Kate Perkins interviews Norman Finkelstein in Guernica:
The career of radical political scholar Norman Finkelstein might be described as a sort of heroic painting-into-a-corner. The son of Holocaust survivors, his life’s work has been dedicated to exposing the hypocrisy, ideology, and violence that sustains the Israeli occupation of Palestine. The dimensions of his emphatic anti-Zionism, expounded over the course of six meticulously researched and often polemical books on Israel, Palestine, and the legacy of the Holocaust, have made him a pariah in the mainstream and a hero amongst supporters of Palestinian liberation. The high controversy around Finkelstein’s politics has penetrated university walls on more than one occasion, making his academic career fraught with defensive, uphill battles. I first met Finkelstein in 2007, in the eye of a storm of controversy surrounding his academic status at DePaul University. Despite his prolific and highly influential body of critical scholarship—and after first having been approved for tenure at DePaul by both department and faculty committees—Finkelstein’s tenure had ultimately been denied—minority dissenters had campaigned successfully against his appointment. Flanked by a supporting cast of speakers including Tariq Ali, Tony Judt, and Noam Chomsky (via satellite), Finkelstein stood before some one thousand six hundred people in the University of Chicago’s packed Rockefeller Chapel to make the case for academic freedom. Contrary to his reputedly prickly demeanor, he appeared extraordinarily collected and calm, his heavy brow furrowing only slightly over sharp, dark eyes as he prepared to publicly address the charges against him. (The university’s final word on the matter was that Dr. Finkelstein’s reputation for outspoken criticism of Israel and of Israeli apologists like Harvard Law Professor Alan Dershowitz made Finkelstein unfit for tenure at DePaul, a school of “Vincentian values.”)
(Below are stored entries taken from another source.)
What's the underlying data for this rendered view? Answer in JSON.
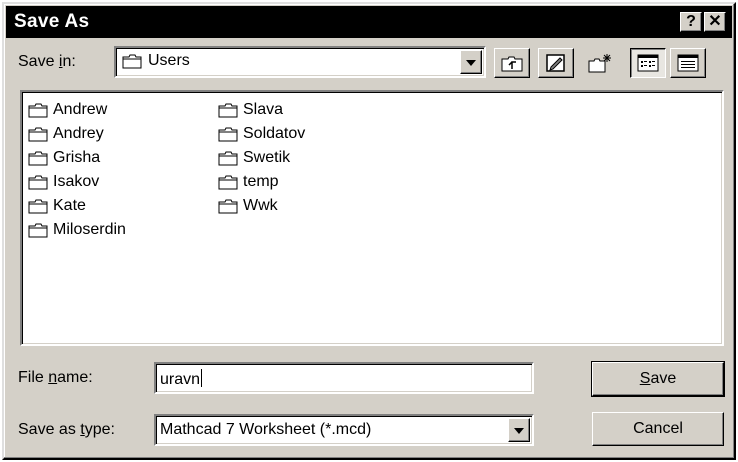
{
  "window": {
    "title": "Save As",
    "help_glyph": "?",
    "close_glyph": "✕"
  },
  "toolbar": {
    "save_in_label_pre": "Save ",
    "save_in_label_key": "i",
    "save_in_label_post": "n:",
    "save_in_value": "Users",
    "buttons": [
      "up-one-level-icon",
      "desktop-icon",
      "new-folder-icon",
      "list-view-icon",
      "details-view-icon"
    ]
  },
  "files": {
    "column1": [
      "Andrew",
      "Andrey",
      "Grisha",
      "Isakov",
      "Kate",
      "Miloserdin"
    ],
    "column2": [
      "Slava",
      "Soldatov",
      "Swetik",
      "temp",
      "Wwk"
    ]
  },
  "form": {
    "file_name_label_pre": "File ",
    "file_name_label_key": "n",
    "file_name_label_post": "ame:",
    "file_name_value": "uravn",
    "save_as_type_label_pre": "Save as ",
    "save_as_type_label_key": "t",
    "save_as_type_label_post": "ype:",
    "save_as_type_value": "Mathcad 7 Worksheet (*.mcd)"
  },
  "actions": {
    "save_key": "S",
    "save_rest": "ave",
    "cancel_label": "Cancel"
  }
}
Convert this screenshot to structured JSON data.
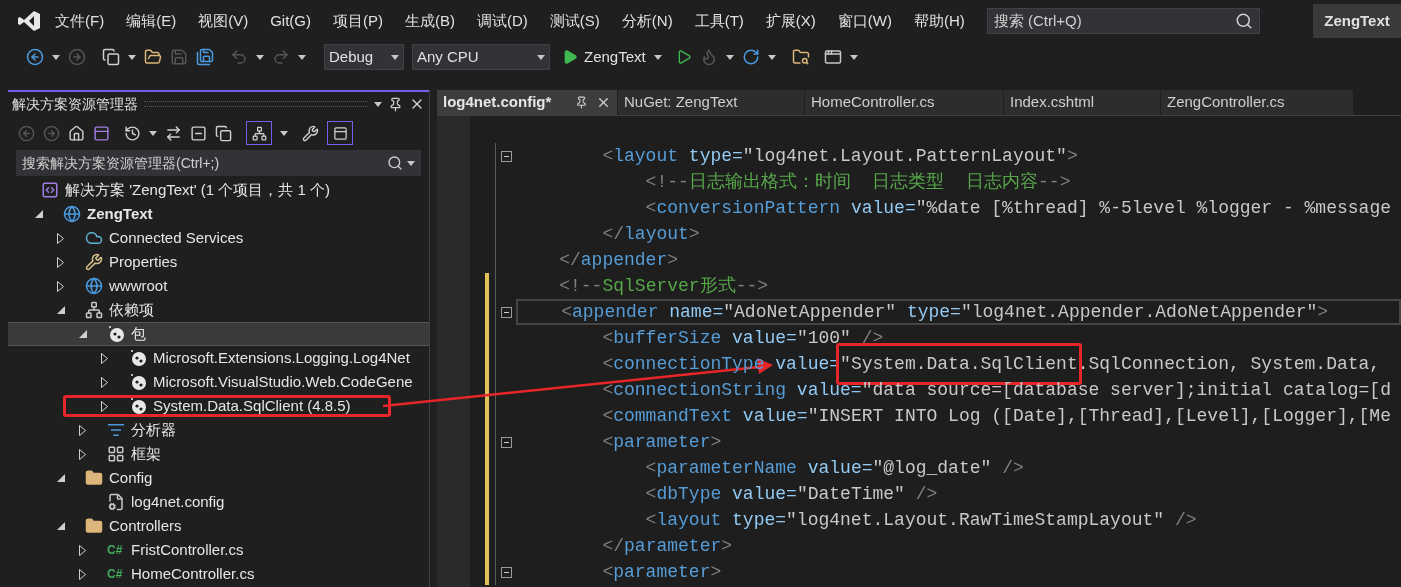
{
  "menu": [
    "文件(F)",
    "编辑(E)",
    "视图(V)",
    "Git(G)",
    "项目(P)",
    "生成(B)",
    "调试(D)",
    "测试(S)",
    "分析(N)",
    "工具(T)",
    "扩展(X)",
    "窗口(W)",
    "帮助(H)"
  ],
  "search": {
    "placeholder": "搜索 (Ctrl+Q)"
  },
  "title": "ZengText",
  "toolbar": {
    "configuration": "Debug",
    "platform": "Any CPU",
    "start_target": "ZengText"
  },
  "solution_explorer": {
    "title": "解决方案资源管理器",
    "search": {
      "placeholder": "搜索解决方案资源管理器(Ctrl+;)"
    },
    "tree": [
      {
        "label": "解决方案 'ZengText' (1 个项目，共 1 个)",
        "kind": "solution",
        "selected": false,
        "children": [
          {
            "label": "ZengText",
            "kind": "project",
            "expanded": true,
            "selected": false,
            "children": [
              {
                "label": "Connected Services",
                "kind": "cloud",
                "expanded": false,
                "selected": false
              },
              {
                "label": "Properties",
                "kind": "properties",
                "expanded": false,
                "selected": false
              },
              {
                "label": "wwwroot",
                "kind": "globe",
                "expanded": false,
                "selected": false
              },
              {
                "label": "依赖项",
                "kind": "dependencies",
                "expanded": true,
                "selected": false,
                "children": [
                  {
                    "label": "包",
                    "kind": "package",
                    "expanded": true,
                    "selected": true,
                    "children": [
                      {
                        "label": "Microsoft.Extensions.Logging.Log4Net",
                        "kind": "package",
                        "expanded": false,
                        "selected": false
                      },
                      {
                        "label": "Microsoft.VisualStudio.Web.CodeGene",
                        "kind": "package",
                        "expanded": false,
                        "selected": false
                      },
                      {
                        "label": "System.Data.SqlClient (4.8.5)",
                        "kind": "package",
                        "expanded": false,
                        "selected": false,
                        "highlighted": true
                      }
                    ]
                  },
                  {
                    "label": "分析器",
                    "kind": "analyzer",
                    "expanded": false,
                    "selected": false
                  },
                  {
                    "label": "框架",
                    "kind": "framework",
                    "expanded": false,
                    "selected": false
                  }
                ]
              },
              {
                "label": "Config",
                "kind": "folder",
                "expanded": true,
                "selected": false,
                "children": [
                  {
                    "label": "log4net.config",
                    "kind": "config",
                    "selected": false
                  }
                ]
              },
              {
                "label": "Controllers",
                "kind": "folder",
                "expanded": true,
                "selected": false,
                "children": [
                  {
                    "label": "FristController.cs",
                    "kind": "csharp",
                    "badge": "C#",
                    "expanded": false,
                    "selected": false
                  },
                  {
                    "label": "HomeController.cs",
                    "kind": "csharp",
                    "badge": "C#",
                    "expanded": false,
                    "selected": false
                  }
                ]
              }
            ]
          }
        ]
      }
    ]
  },
  "editor_tabs": [
    {
      "label": "log4net.config*",
      "selected": true
    },
    {
      "label": "NuGet: ZengText",
      "selected": false
    },
    {
      "label": "HomeController.cs",
      "selected": false
    },
    {
      "label": "Index.cshtml",
      "selected": false
    },
    {
      "label": "ZengController.cs",
      "selected": false
    }
  ],
  "code_lines": [
    {
      "foldable": true,
      "changed": false,
      "current": false,
      "tokens": [
        {
          "kind": "punct",
          "text": "        <"
        },
        {
          "kind": "tag",
          "text": "layout"
        },
        {
          "kind": "attr",
          "text": " type="
        },
        {
          "kind": "value",
          "text": "\"log4net.Layout.PatternLayout\""
        },
        {
          "kind": "punct",
          "text": ">"
        }
      ]
    },
    {
      "foldable": false,
      "changed": false,
      "current": false,
      "tokens": [
        {
          "kind": "punct",
          "text": "            <!--"
        },
        {
          "kind": "comment",
          "text": "日志输出格式：时间  日志类型  日志内容"
        },
        {
          "kind": "punct",
          "text": "-->"
        }
      ]
    },
    {
      "foldable": false,
      "changed": false,
      "current": false,
      "tokens": [
        {
          "kind": "punct",
          "text": "            <"
        },
        {
          "kind": "tag",
          "text": "conversionPattern"
        },
        {
          "kind": "attr",
          "text": " value="
        },
        {
          "kind": "value",
          "text": "\"%date [%thread] %-5level %logger - %message"
        }
      ]
    },
    {
      "foldable": false,
      "changed": false,
      "current": false,
      "tokens": [
        {
          "kind": "punct",
          "text": "        </"
        },
        {
          "kind": "tag",
          "text": "layout"
        },
        {
          "kind": "punct",
          "text": ">"
        }
      ]
    },
    {
      "foldable": false,
      "changed": false,
      "current": false,
      "tokens": [
        {
          "kind": "punct",
          "text": "    </"
        },
        {
          "kind": "tag",
          "text": "appender"
        },
        {
          "kind": "punct",
          "text": ">"
        }
      ]
    },
    {
      "foldable": false,
      "changed": true,
      "current": false,
      "tokens": [
        {
          "kind": "punct",
          "text": "    <!--"
        },
        {
          "kind": "comment",
          "text": "SqlServer形式"
        },
        {
          "kind": "punct",
          "text": "-->"
        }
      ]
    },
    {
      "foldable": true,
      "changed": true,
      "current": true,
      "tokens": [
        {
          "kind": "punct",
          "text": "    <"
        },
        {
          "kind": "tag",
          "text": "appender"
        },
        {
          "kind": "attr",
          "text": " name="
        },
        {
          "kind": "value",
          "text": "\"AdoNetAppender\""
        },
        {
          "kind": "attr",
          "text": " type="
        },
        {
          "kind": "value",
          "text": "\"log4net.Appender.AdoNetAppender\""
        },
        {
          "kind": "punct",
          "text": ">"
        }
      ]
    },
    {
      "foldable": false,
      "changed": true,
      "current": false,
      "tokens": [
        {
          "kind": "punct",
          "text": "        <"
        },
        {
          "kind": "tag",
          "text": "bufferSize"
        },
        {
          "kind": "attr",
          "text": " value="
        },
        {
          "kind": "value",
          "text": "\"100\""
        },
        {
          "kind": "punct",
          "text": " />"
        }
      ]
    },
    {
      "foldable": false,
      "changed": true,
      "current": false,
      "tokens": [
        {
          "kind": "punct",
          "text": "        <"
        },
        {
          "kind": "tag",
          "text": "connectionType"
        },
        {
          "kind": "attr",
          "text": " value="
        },
        {
          "kind": "value",
          "text": "\"System.Data.SqlClient",
          "highlighted": true
        },
        {
          "kind": "value",
          "text": ".SqlConnection, System.Data,"
        }
      ]
    },
    {
      "foldable": false,
      "changed": true,
      "current": false,
      "tokens": [
        {
          "kind": "punct",
          "text": "        <"
        },
        {
          "kind": "tag",
          "text": "connectionString"
        },
        {
          "kind": "attr",
          "text": " value="
        },
        {
          "kind": "value",
          "text": "\"data source=[database server];initial catalog=[d"
        }
      ]
    },
    {
      "foldable": false,
      "changed": true,
      "current": false,
      "tokens": [
        {
          "kind": "punct",
          "text": "        <"
        },
        {
          "kind": "tag",
          "text": "commandText"
        },
        {
          "kind": "attr",
          "text": " value="
        },
        {
          "kind": "value",
          "text": "\"INSERT INTO Log ([Date],[Thread],[Level],[Logger],[Me"
        }
      ]
    },
    {
      "foldable": true,
      "changed": true,
      "current": false,
      "tokens": [
        {
          "kind": "punct",
          "text": "        <"
        },
        {
          "kind": "tag",
          "text": "parameter"
        },
        {
          "kind": "punct",
          "text": ">"
        }
      ]
    },
    {
      "foldable": false,
      "changed": true,
      "current": false,
      "tokens": [
        {
          "kind": "punct",
          "text": "            <"
        },
        {
          "kind": "tag",
          "text": "parameterName"
        },
        {
          "kind": "attr",
          "text": " value="
        },
        {
          "kind": "value",
          "text": "\"@log_date\""
        },
        {
          "kind": "punct",
          "text": " />"
        }
      ]
    },
    {
      "foldable": false,
      "changed": true,
      "current": false,
      "tokens": [
        {
          "kind": "punct",
          "text": "            <"
        },
        {
          "kind": "tag",
          "text": "dbType"
        },
        {
          "kind": "attr",
          "text": " value="
        },
        {
          "kind": "value",
          "text": "\"DateTime\""
        },
        {
          "kind": "punct",
          "text": " />"
        }
      ]
    },
    {
      "foldable": false,
      "changed": true,
      "current": false,
      "tokens": [
        {
          "kind": "punct",
          "text": "            <"
        },
        {
          "kind": "tag",
          "text": "layout"
        },
        {
          "kind": "attr",
          "text": " type="
        },
        {
          "kind": "value",
          "text": "\"log4net.Layout.RawTimeStampLayout\""
        },
        {
          "kind": "punct",
          "text": " />"
        }
      ]
    },
    {
      "foldable": false,
      "changed": true,
      "current": false,
      "tokens": [
        {
          "kind": "punct",
          "text": "        </"
        },
        {
          "kind": "tag",
          "text": "parameter"
        },
        {
          "kind": "punct",
          "text": ">"
        }
      ]
    },
    {
      "foldable": true,
      "changed": true,
      "current": false,
      "tokens": [
        {
          "kind": "punct",
          "text": "        <"
        },
        {
          "kind": "tag",
          "text": "parameter"
        },
        {
          "kind": "punct",
          "text": ">"
        }
      ]
    }
  ]
}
It was the culmination of a long struggle to advance his radical political critique of Israel and of the American Israeli lobby from within the academy. Now an independent scholar, Dr. Finkelstein remains a leading voice of dissent against the pro-Israel policies that underwrite an apartheid regime enforced by egregious war crimes and human rights violations. In This Time We Went Too Far: Truth and Consequences of the Gaza Invasion, his first book since departing from DePaul—he argues that Israel’s November, 2008 invasion of Gaza, which decisively ended a fragile ceasefire brokered by Egypt that June, marked the beginning of an unprecedented decline in public support for Israel. The book’s epilogue is devoted to the Goldstone Report, a document authored by renowned South African jurist Richard Goldstone that describes the damning conclusions of a U.N.-commissioned investigation into the Gaza invasion, including charges of war crimes against Israel.